Спустя некоторое время, показавшееся ей мгновением, Стоунлей отпустил Шарлотту и со всей серьезностью посмотрел ей в глаза.
— В следующую субботу я даю у себя бал. Вы приедете?
— Конечно, приеду.
— Вместе… вместе с вашим отцом, если он захочет.
— Я передам ему ваше приглашение, хотя у него могут быть уже назначены на это время другие дела.
Лорд ласково коснулся пальцами щеки Шарлотты, очертил линию подбородка.
— Каким бы нелепым ни показалось вам мое поведение сегодня, — с волнением заговорил он, — еще раз, чтобы вы знали — я сожалею о своем вчерашнем поведении… очень сожалею.
Шарлотта легонько коснулась его щеки.
— Я верю вам и обещаю простить вас, если вы дадите слово не вести себя столь дурно в будущем.
— Прежде я вырву свое сердце.
— Великолепно, — отозвалась она с улыбкой, — однако должна предупредить, что если вы этого не сделаете, то это сделаю я.

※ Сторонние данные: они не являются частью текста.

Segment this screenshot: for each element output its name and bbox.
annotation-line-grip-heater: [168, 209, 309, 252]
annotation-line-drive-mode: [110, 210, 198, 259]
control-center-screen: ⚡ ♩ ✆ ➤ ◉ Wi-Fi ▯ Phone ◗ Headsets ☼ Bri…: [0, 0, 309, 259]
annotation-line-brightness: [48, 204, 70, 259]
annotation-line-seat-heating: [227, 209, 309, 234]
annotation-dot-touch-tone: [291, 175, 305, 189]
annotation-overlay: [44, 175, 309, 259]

Эта угроза, едва ли подходящая для уст прелестной леди, почему-то привела лорда в восторг, и он снова захватил в плен губы Шарлотты, а она безропотно подчинилась.
Пакли стоял в коридоре и пристально смотрел на циферблат своих карманных часов. Едва только большая стрелка указала на нужное время, он захлопнул серебряную крышку и распахнул дверь.
Дворецкий открыл было рот, чтобы призвать лорда защищаться, когда понял, что ему вряд ли удастся выяснить, так ли уж хорош в бою Стоунлей, как тот похвалялся. Вид мисс Эмберли — с полотенцем на голове и в объятиях первого брайтонского щеголя — подействовал на Пакли удручающе, и он тихо удалился из комнаты Шарлотты.
Черт побери!
Так и не удалось развлечься хорошим кулачным боем.
31.
Всю последующую неделю Шарлотта прожила как в тумане. Дни ничего не значили — она ждала субботы и бала у Стоун-лея. Девушка знала, что ее имя склоняется во всех гостиных Брайтона, но ей не было до этого никакого дела! Она ощущала удивительную легкость на сердце, и если при ходьбе она еще касалась земли, то только потому, что не хотела улететь, не побывав у лорда.
Она любила его. Это всепоглощающее чувство налетело на нее, закружило, поглотило. Любовь пьянила, вызывая беспричинные слезы восторга, умиления, страдания.